9/24/2016 two firefighters were killed responding to a rowhouse fire at 1927 Lakeview Road Wilmington, Delaware in the Canby Park Section. Firefighters responded to the house fire after receiving a call at 2:54 a.m. “Units first on the scene received reports from bystanders, on the street, that people were still trapped in the home.” Shortly after the firefighters entered the burning home, the first floor collapsed trapping them in the basement area of the home. In addition to the two fatalities, four other firefighters were injured during the fire. The family in the home at the time of the fire, including six children, managed to escape through the back of the residence.”
9/24/1936 a Missoula, MT fire destroyed a historic four-story, 125-room Florence Hotel. When the fire was discovered the University of Minnesota’s football team, the “Gopher Squad” en route to Seattle to meet the University of Washington on Saturday coaches and trainers, and other guests fled to the street and many did not have time to dress into their street clothes and stood shivering in the near-freezing temperature.
9/24/1930 in Kellyville, OK an oil field boiler explosion killed one and seriously injured a second man.

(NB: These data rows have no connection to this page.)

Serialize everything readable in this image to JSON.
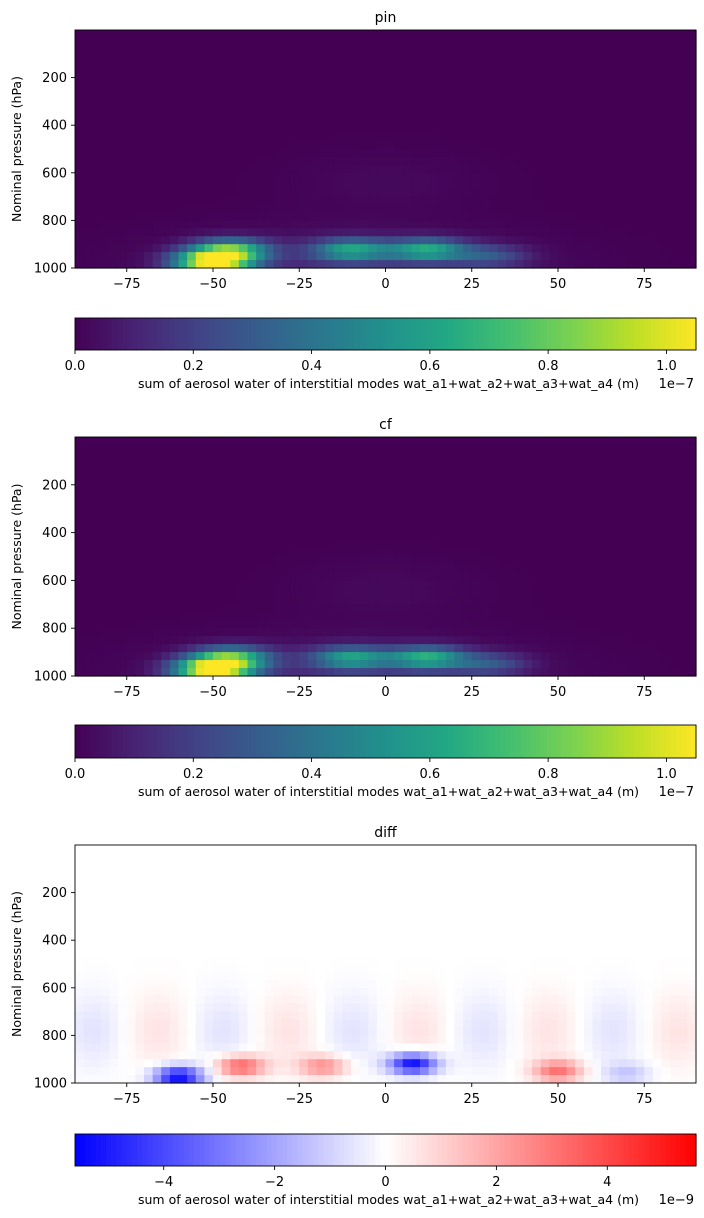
{
  "chart_data": [
    {
      "type": "heatmap",
      "title": "pin",
      "ylabel": "Nominal pressure (hPa)",
      "xlim": [
        -90,
        90
      ],
      "ylim": [
        1000,
        0
      ],
      "x_ticks": [
        "−75",
        "−50",
        "−25",
        "0",
        "25",
        "50",
        "75"
      ],
      "y_ticks": [
        "200",
        "400",
        "600",
        "800",
        "1000"
      ],
      "colormap": "viridis",
      "colorbar": {
        "range": [
          0,
          1.05e-07
        ],
        "ticks": [
          "0.0",
          "0.2",
          "0.4",
          "0.6",
          "0.8",
          "1.0"
        ],
        "offset": "1e−7",
        "label": "sum of aerosol water of interstitial modes wat_a1+wat_a2+wat_a3+wat_a4 (m)"
      },
      "features": [
        {
          "lat": -50,
          "pressure": 975,
          "value": 1.05e-07
        },
        {
          "lat": -45,
          "pressure": 925,
          "value": 7e-08
        },
        {
          "lat": -10,
          "pressure": 925,
          "value": 5.5e-08
        },
        {
          "lat": 12,
          "pressure": 925,
          "value": 5.8e-08
        },
        {
          "lat": 30,
          "pressure": 950,
          "value": 2.5e-08
        }
      ]
    },
    {
      "type": "heatmap",
      "title": "cf",
      "ylabel": "Nominal pressure (hPa)",
      "xlim": [
        -90,
        90
      ],
      "ylim": [
        1000,
        0
      ],
      "x_ticks": [
        "−75",
        "−50",
        "−25",
        "0",
        "25",
        "50",
        "75"
      ],
      "y_ticks": [
        "200",
        "400",
        "600",
        "800",
        "1000"
      ],
      "colormap": "viridis",
      "colorbar": {
        "range": [
          0,
          1.05e-07
        ],
        "ticks": [
          "0.0",
          "0.2",
          "0.4",
          "0.6",
          "0.8",
          "1.0"
        ],
        "offset": "1e−7",
        "label": "sum of aerosol water of interstitial modes wat_a1+wat_a2+wat_a3+wat_a4 (m)"
      },
      "features": [
        {
          "lat": -50,
          "pressure": 975,
          "value": 1.05e-07
        },
        {
          "lat": -45,
          "pressure": 925,
          "value": 7e-08
        },
        {
          "lat": -10,
          "pressure": 925,
          "value": 5.3e-08
        },
        {
          "lat": 12,
          "pressure": 925,
          "value": 6e-08
        },
        {
          "lat": 30,
          "pressure": 950,
          "value": 2.5e-08
        }
      ]
    },
    {
      "type": "heatmap",
      "title": "diff",
      "ylabel": "Nominal pressure (hPa)",
      "xlim": [
        -90,
        90
      ],
      "ylim": [
        1000,
        0
      ],
      "x_ticks": [
        "−75",
        "−50",
        "−25",
        "0",
        "25",
        "50",
        "75"
      ],
      "y_ticks": [
        "200",
        "400",
        "600",
        "800",
        "1000"
      ],
      "colormap": "bwr",
      "colorbar": {
        "range": [
          -5.6e-09,
          5.6e-09
        ],
        "ticks": [
          "−4",
          "−2",
          "0",
          "2",
          "4"
        ],
        "offset": "1e−9",
        "label": "sum of aerosol water of interstitial modes wat_a1+wat_a2+wat_a3+wat_a4 (m)"
      },
      "features": [
        {
          "lat": -60,
          "pressure": 975,
          "value": -5.5e-09
        },
        {
          "lat": -42,
          "pressure": 930,
          "value": 3.5e-09
        },
        {
          "lat": -18,
          "pressure": 930,
          "value": 2.5e-09
        },
        {
          "lat": 8,
          "pressure": 920,
          "value": -5.5e-09
        },
        {
          "lat": 50,
          "pressure": 950,
          "value": 3e-09
        },
        {
          "lat": 70,
          "pressure": 960,
          "value": -1.2e-09
        }
      ]
    }
  ]
}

9/24/1928 the Teatro de Novedades theater fire in Madrid, Spain killed up to three hundred persons, one report placed the death toll at 68, a second suggests 100, and a third estimated 300 and 200 injured. Hundreds were trampled in the panic that followed an explosion and fire that occurred on stage during a brief intermission at 8:50 p.m. The Novedades was one of the oldest and largest theatres in Madrid with a capacity of 3,000 people, and was “packed to the doors with a typical Sunday audience.” “The flames spread with terrible rapidity through the wooden fittings. Hundreds of persons were trampled by those who pushed on from behind while others were suffocated and doubtless burned to death.”
9/24/1908 two Redding, CA warehouses were destroyed by an incendiary fire; one man was reported missing.
9/24/1904 the New Market Train wreck left fifty-four dead near Hodges, TN.
9/24/1897 Marion, IL Williamson County Coal Company mine explosion killed one and injured several others. “The explosion was no doubt caused by natural gas being ignited by the miners’ lamps.”
9/24/1883 the business portion of Hailey, ID on the east side of Main Street between Bullion and Croy Streets was destroyed by fire.
9/24/1875 in Marshall, MI a fire destroyed the large and commodious four-story brick building Herndon Hotel that was full of guests leaving one dead. The fire may have started from a gas leak.